On Monday, an Mi-35 helicopter gunship attacked Shu Khin Thar in Kalay Township, Sagaing as the village head was holding a meeting to open the school. One villager was killed and four others injured, according to the Chin National Organization-Upper Chindwin Region.

“There are no words to condemn such an attack in a public place. It simply should not happen,” a spokesperson for the organization told The Irrawaddy.

The junta’s indiscriminate airstrikes have left managers of community schools in Kalay Township too afraid to hold classes, he added.

“This is why we recognize them as terrorists,” he said of the junta military.

The Assistance Association for Political Prisoners which monitors the junta’s human rights violations, said on Monday that regime forces are increasing aerial attacks on civilian targets, including schools.

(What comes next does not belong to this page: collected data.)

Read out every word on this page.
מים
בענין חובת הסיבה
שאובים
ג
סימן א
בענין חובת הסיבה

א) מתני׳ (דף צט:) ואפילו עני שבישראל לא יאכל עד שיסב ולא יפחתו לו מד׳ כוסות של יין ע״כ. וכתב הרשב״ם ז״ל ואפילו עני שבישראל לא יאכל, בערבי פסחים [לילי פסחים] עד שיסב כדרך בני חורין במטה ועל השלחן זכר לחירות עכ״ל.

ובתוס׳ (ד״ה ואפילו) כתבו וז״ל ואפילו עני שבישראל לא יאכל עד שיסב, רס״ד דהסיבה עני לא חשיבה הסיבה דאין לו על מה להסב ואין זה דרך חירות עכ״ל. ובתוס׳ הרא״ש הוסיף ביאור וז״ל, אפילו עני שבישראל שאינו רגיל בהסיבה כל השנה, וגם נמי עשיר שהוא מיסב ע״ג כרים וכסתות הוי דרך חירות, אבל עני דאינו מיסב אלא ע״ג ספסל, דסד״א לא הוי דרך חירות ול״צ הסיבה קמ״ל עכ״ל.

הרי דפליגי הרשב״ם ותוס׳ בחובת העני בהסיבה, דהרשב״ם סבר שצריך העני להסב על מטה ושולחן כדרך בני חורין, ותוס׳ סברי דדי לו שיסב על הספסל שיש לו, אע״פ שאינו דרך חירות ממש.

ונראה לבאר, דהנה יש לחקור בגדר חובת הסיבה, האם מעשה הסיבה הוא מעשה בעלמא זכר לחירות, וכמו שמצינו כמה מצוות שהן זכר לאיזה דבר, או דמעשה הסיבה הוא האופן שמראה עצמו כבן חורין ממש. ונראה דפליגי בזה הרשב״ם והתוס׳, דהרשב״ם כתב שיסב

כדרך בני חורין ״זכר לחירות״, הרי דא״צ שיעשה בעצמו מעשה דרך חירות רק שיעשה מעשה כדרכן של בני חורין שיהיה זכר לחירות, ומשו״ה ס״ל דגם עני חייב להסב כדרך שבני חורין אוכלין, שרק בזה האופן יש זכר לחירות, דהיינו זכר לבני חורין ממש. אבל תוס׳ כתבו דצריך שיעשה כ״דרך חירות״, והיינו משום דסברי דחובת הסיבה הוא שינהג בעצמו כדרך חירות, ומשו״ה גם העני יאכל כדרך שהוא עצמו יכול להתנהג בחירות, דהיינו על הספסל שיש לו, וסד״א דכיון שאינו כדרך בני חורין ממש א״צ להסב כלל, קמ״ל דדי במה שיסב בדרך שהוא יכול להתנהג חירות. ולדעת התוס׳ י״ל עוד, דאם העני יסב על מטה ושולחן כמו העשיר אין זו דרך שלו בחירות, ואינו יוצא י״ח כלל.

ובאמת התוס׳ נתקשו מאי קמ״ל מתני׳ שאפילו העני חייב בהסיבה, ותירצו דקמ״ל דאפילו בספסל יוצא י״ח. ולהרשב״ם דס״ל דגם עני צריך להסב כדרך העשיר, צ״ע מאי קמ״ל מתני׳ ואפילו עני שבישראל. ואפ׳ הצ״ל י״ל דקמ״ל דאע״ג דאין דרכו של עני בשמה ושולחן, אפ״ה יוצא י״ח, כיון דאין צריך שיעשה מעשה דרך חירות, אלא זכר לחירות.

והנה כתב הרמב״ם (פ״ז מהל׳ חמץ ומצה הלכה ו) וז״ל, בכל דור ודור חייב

On Tuesday, a junta airstrike hit San PaLar village primary school in Kawkareik Township, Karen State, destroying the school and surrounding houses.


Location of schools attacked by junta airstrikes in May and first week of June

U Aung Myo Min, Human Rights Minister of the civilian National Unity Government (NUG), said they are working to take all possible action against the military attacking schools.

Targeting children in schools is not only a war crime under the Geneva Conventions, but also a grave violation of children’s rights, the minister said.

“Myanmar is a signatory to the Convention on the Rights of the Child. Therefore, we are sending information on the violations against Myanmar children to the [UN] Committee on the Rights of the Child. I am also meeting with the committee and working for action on these cases,” U Aung Myo Min told The Irrawaddy.

Schools are open in both junta-controlled areas and resistance strongholds, though managers of interim schools under the NUG are worried about regime airstrikes and ground attacks.

A school and houses in the Sagaing village of Na Be Pin in Wetlet Township were torched by regime troops on Saturday.